CI servers like Jenkins requires an on-premises server hosting with slaves/nodes (virtual machines) attached to it. This requires efforts to install, monitor and maintain the system.  However, a cloud-hosted solution is mostly ready to use with minimal configuration efforts, offers infrastructure reliability and can be scaled up/down based on the job load. Long term operation costs of an on-premises hosting could be less expensive than the cloud hosted solution. Other deciding criteria could be legal and statutory requirements where the artifacts or data should not be posted to cloud but should be accessible to the compliance authorities locally. For smaller setups or startups, the cloud based hosted CI solution is better where basic essential features are available for small set of users with minimal or no fees.

Choose Multiple CI Tools

Can one size really fit all? Not really. A popular CI tool may meet 80% of the automation requirements but not fit the other 20%. Jenkins, for example, can meet almost all the requirements but it requires manual effort to monitor the Jenkins server, its slave, understand inter dependencies amongst plugins and upgrade various plugins from time to time. There are CI tools like Wrecker which works perfectly if a product is cloud based but may require support for an on-premises software product.

An organization could have multiple projects of different kinds, which could range from a monolithic big software system to a micro service based architecture and one CI tool may not be sufficient for all the scenarios. So, it is better to choose multiple CI tools for various needs instead of fitting all into one CI tool. Such a strategy is useful for the business continuity too where projects will not be impacted if a support from a CI tool is not good or the CI tool is discontinued.
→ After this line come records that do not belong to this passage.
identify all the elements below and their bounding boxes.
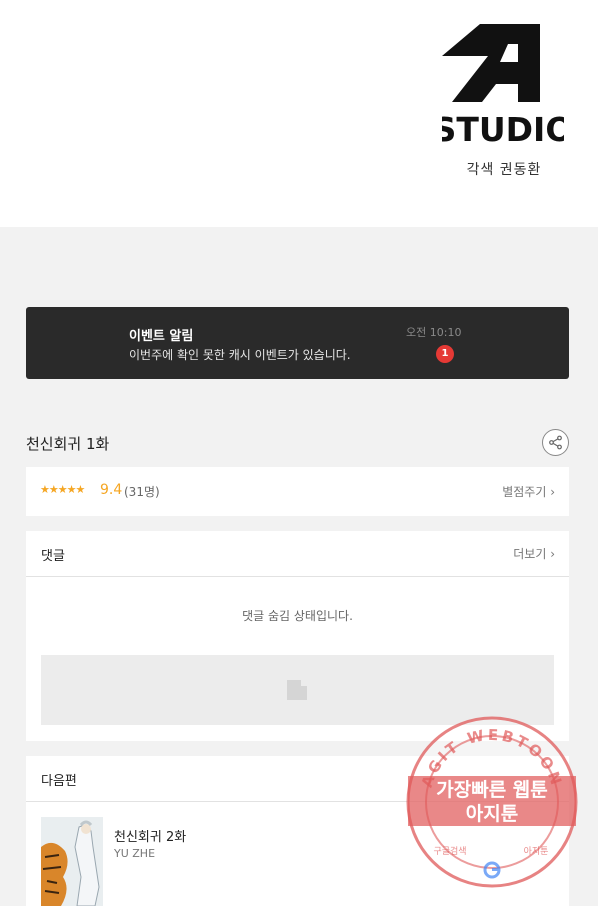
share-button[interactable] (542, 429, 569, 456)
studio-logo: STUDIO (442, 24, 564, 144)
comment-more-link[interactable]: 더보기 › (513, 545, 555, 562)
comment-hidden-message: 댓글 숨김 상태입니다. (242, 609, 353, 623)
comment-title: 댓글 (41, 549, 65, 564)
banner-time: 오전 10:10 (406, 326, 462, 339)
watermark-stamp: AGIT WEBTOON 가장빠른 웹툰 아지툰 구글검색 아지툰 (406, 716, 578, 888)
episode-title: 천신회귀 1화 (26, 435, 110, 453)
notification-badge: 1 (436, 345, 454, 363)
next-episode-thumbnail[interactable] (41, 817, 103, 906)
author-credit: 각색 권동환 (466, 162, 542, 178)
rating-card: ★★★★★ 9.4 (31명) 별점주기 › (26, 467, 569, 516)
comment-header: 댓글 더보기 › (26, 531, 569, 577)
hero-section: STUDIO 각색 권동환 (0, 0, 598, 227)
rating-score: 9.4 (100, 482, 123, 498)
next-title: 다음편 (41, 774, 77, 789)
banner-message: 이번주에 확인 못한 캐시 이벤트가 있습니다. (129, 348, 351, 362)
watermark-line2: 아지툰 (466, 803, 518, 825)
next-episode-author: YU ZHE (114, 847, 156, 860)
watermark-line1: 가장빠른 웹툰 (436, 779, 548, 801)
rating-count: (31명) (124, 485, 160, 499)
event-banner[interactable]: 이벤트 알림 이번주에 확인 못한 캐시 이벤트가 있습니다. 오전 10:10… (26, 307, 569, 379)
banner-title: 이벤트 알림 (129, 329, 194, 344)
thumbnail-image (41, 817, 103, 906)
comment-card: 댓글 더보기 › 댓글 숨김 상태입니다. (26, 531, 569, 741)
watermark-footer-right: 아지툰 (524, 846, 549, 857)
watermark-footer-left: 구글검색 (433, 845, 466, 857)
share-icon (549, 435, 562, 450)
placeholder-icon (287, 680, 307, 700)
rate-button[interactable]: 별점주기 › (502, 483, 555, 500)
logo-text: STUDIO (442, 110, 564, 144)
rating-stars: ★★★★★ (40, 483, 85, 496)
next-episode-title[interactable]: 천신회귀 2화 (114, 826, 186, 845)
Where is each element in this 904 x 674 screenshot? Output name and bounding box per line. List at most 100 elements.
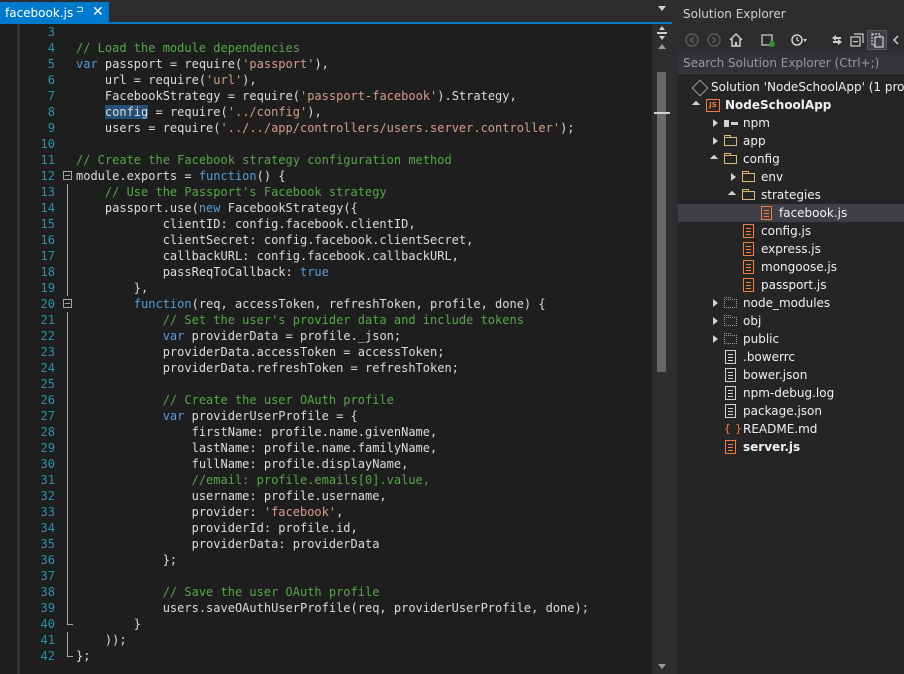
solution-explorer-search[interactable]	[678, 52, 904, 74]
tree-item[interactable]: passport.js	[678, 276, 904, 294]
code-line[interactable]: 35 providerData: providerData	[0, 536, 652, 552]
collapsed-arrow-icon[interactable]	[710, 330, 720, 348]
code-line[interactable]: 27 var providerUserProfile = {	[0, 408, 652, 424]
code-line[interactable]: 23 providerData.accessToken = accessToke…	[0, 344, 652, 360]
collapsed-arrow-icon[interactable]	[728, 168, 738, 186]
expanded-arrow-icon[interactable]	[710, 150, 720, 168]
code-line[interactable]: 33 provider: 'facebook',	[0, 504, 652, 520]
code-line[interactable]: 16 clientSecret: config.facebook.clientS…	[0, 232, 652, 248]
code-line[interactable]: 4 // Load the module dependencies	[0, 40, 652, 56]
code-line[interactable]: 5 var passport = require('passport'),	[0, 56, 652, 72]
code-line[interactable]: 19 },	[0, 280, 652, 296]
collapse-all-icon[interactable]	[848, 31, 866, 49]
scroll-thumb[interactable]	[657, 72, 666, 372]
code-line[interactable]: 24 providerData.refreshToken = refreshTo…	[0, 360, 652, 376]
code-line[interactable]: 32 username: profile.username,	[0, 488, 652, 504]
collapsed-arrow-icon[interactable]	[710, 132, 720, 150]
expanded-arrow-icon[interactable]	[728, 186, 738, 204]
code-token: function	[133, 297, 192, 311]
close-icon[interactable]: ✕	[92, 3, 104, 21]
code-line[interactable]: 31 //email: profile.emails[0].value,	[0, 472, 652, 488]
code-line[interactable]: 12 module.exports = function() {	[0, 168, 652, 184]
chevron-down-icon[interactable]	[658, 6, 666, 11]
tree-item[interactable]: package.json	[678, 402, 904, 420]
collapsed-arrow-icon[interactable]	[710, 114, 720, 132]
code-token: 'passport-facebook'	[299, 89, 438, 103]
code-line[interactable]: 17 callbackURL: config.facebook.callback…	[0, 248, 652, 264]
code-line[interactable]: 8 config = require('../config'),	[0, 104, 652, 120]
code-line[interactable]: 14 passport.use(new FacebookStrategy({	[0, 200, 652, 216]
search-input[interactable]	[678, 52, 904, 73]
code-area[interactable]: 3 4// Load the module dependencies 5 var pa…	[0, 24, 652, 674]
tree-item[interactable]: Solution 'NodeSchoolApp' (1 project)	[678, 78, 904, 96]
code-line[interactable]: 15 clientID: config.facebook.clientID,	[0, 216, 652, 232]
collapse-region-icon[interactable]	[63, 171, 72, 180]
code-line[interactable]: 6 url = require('url'),	[0, 72, 652, 88]
code-line[interactable]: 9 users = require('../../app/controllers…	[0, 120, 652, 136]
tree-item[interactable]: obj	[678, 312, 904, 330]
code-line[interactable]: 34 providerId: profile.id,	[0, 520, 652, 536]
code-line[interactable]: 30 fullName: profile.displayName,	[0, 456, 652, 472]
code-token: //email: profile.emails[0].value,	[76, 473, 431, 487]
code-line[interactable]: 29 lastName: profile.name.familyName,	[0, 440, 652, 456]
show-all-files-icon[interactable]	[867, 30, 887, 50]
tab-facebook-js[interactable]: facebook.js ⊐ ✕	[0, 2, 109, 24]
code-line[interactable]: 20 function(req, accessToken, refreshTok…	[0, 296, 652, 312]
code-line[interactable]: 40 }	[0, 616, 652, 632]
code-line[interactable]: 10	[0, 136, 652, 152]
properties-icon[interactable]	[892, 31, 904, 49]
tree-item[interactable]: mongoose.js	[678, 258, 904, 276]
collapsed-arrow-icon[interactable]	[710, 294, 720, 312]
code-line[interactable]: 28 firstName: profile.name.givenName,	[0, 424, 652, 440]
editor-vertical-scrollbar[interactable]	[652, 24, 672, 674]
code-line[interactable]: 22 var providerData = profile._json;	[0, 328, 652, 344]
code-line[interactable]: 26 // Create the user OAuth profile	[0, 392, 652, 408]
tree-item[interactable]: { } README.md	[678, 420, 904, 438]
outline-guide	[67, 392, 68, 408]
expanded-arrow-icon[interactable]	[692, 96, 702, 114]
code-line[interactable]: 7 FacebookStrategy = require('passport-f…	[0, 88, 652, 104]
code-line[interactable]: 36 };	[0, 552, 652, 568]
tree-item[interactable]: node_modules	[678, 294, 904, 312]
code-line[interactable]: 38 // Save the user OAuth profile	[0, 584, 652, 600]
collapsed-arrow-icon[interactable]	[710, 312, 720, 330]
tree-item[interactable]: server.js	[678, 438, 904, 456]
code-line[interactable]: 11 // Create the Facebook strategy config…	[0, 152, 652, 168]
code-line[interactable]: 37	[0, 568, 652, 584]
scroll-down-arrow-icon[interactable]	[658, 664, 666, 669]
back-arrow-icon[interactable]	[683, 31, 701, 49]
tree-item[interactable]: config.js	[678, 222, 904, 240]
tree-item[interactable]: JS NodeSchoolApp	[678, 96, 904, 114]
tree-item[interactable]: strategies	[678, 186, 904, 204]
code-line[interactable]: 39 users.saveOAuthUserProfile(req, provi…	[0, 600, 652, 616]
code-token: passReqToCallback:	[76, 265, 300, 279]
tree-item[interactable]: .bowerrc	[678, 348, 904, 366]
tree-item[interactable]: express.js	[678, 240, 904, 258]
sync-with-document-icon[interactable]	[759, 31, 777, 49]
code-line[interactable]: 21 // Set the user's provider data and i…	[0, 312, 652, 328]
tree-item[interactable]: bower.json	[678, 366, 904, 384]
scroll-up-arrow-icon[interactable]	[658, 44, 666, 49]
code-token: ));	[76, 633, 127, 647]
tree-item[interactable]: public	[678, 330, 904, 348]
tree-item[interactable]: npm	[678, 114, 904, 132]
pin-icon[interactable]: ⊐	[76, 5, 84, 15]
tree-item[interactable]: npm-debug.log	[678, 384, 904, 402]
tree-item[interactable]: config	[678, 150, 904, 168]
code-line[interactable]: 3	[0, 24, 652, 40]
home-icon[interactable]	[727, 31, 745, 49]
collapse-region-icon[interactable]	[63, 299, 72, 308]
tree-item[interactable]: app	[678, 132, 904, 150]
tree-item[interactable]: facebook.js	[678, 204, 904, 222]
code-line[interactable]: 41 ));	[0, 632, 652, 648]
tree-item[interactable]: env	[678, 168, 904, 186]
forward-arrow-icon[interactable]	[705, 31, 723, 49]
code-line[interactable]: 13 // Use the Passport's Facebook strate…	[0, 184, 652, 200]
pending-changes-filter-icon[interactable]	[789, 31, 807, 49]
code-line[interactable]: 42};	[0, 648, 652, 664]
split-window-icon[interactable]	[656, 26, 668, 40]
code-lines: 3 4// Load the module dependencies 5 var pa…	[0, 24, 652, 664]
code-line[interactable]: 25	[0, 376, 652, 392]
code-line[interactable]: 18 passReqToCallback: true	[0, 264, 652, 280]
refresh-icon[interactable]	[828, 31, 846, 49]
Migration From a CI Server

A CI pipeline could be defined “as a code” that directs the CI server to use a specific build environment, build steps, easy integration with third party applications etc. Most of the pipeline as a code uses YAML format, which could be compatible to other CI tools too. However, custom inbuilt YAML step might not be portable to other CI tools, so, care should be taken to implement the build and deployment steps as generic as possible so that if the need arise, the entire pipeline could be shifted to another CI server.

Conclusion

Yes, there are a lot of CI/CD tools available today and it is difficult to choose a best amongst many considering the fact that many tools do not provide all the required features. Therefore, it is suggested to choose a CI solution with the help of the pointers given in this article with a condition that it should not only meet the current integration requirements but should also evolve along with your product’s future roadmap.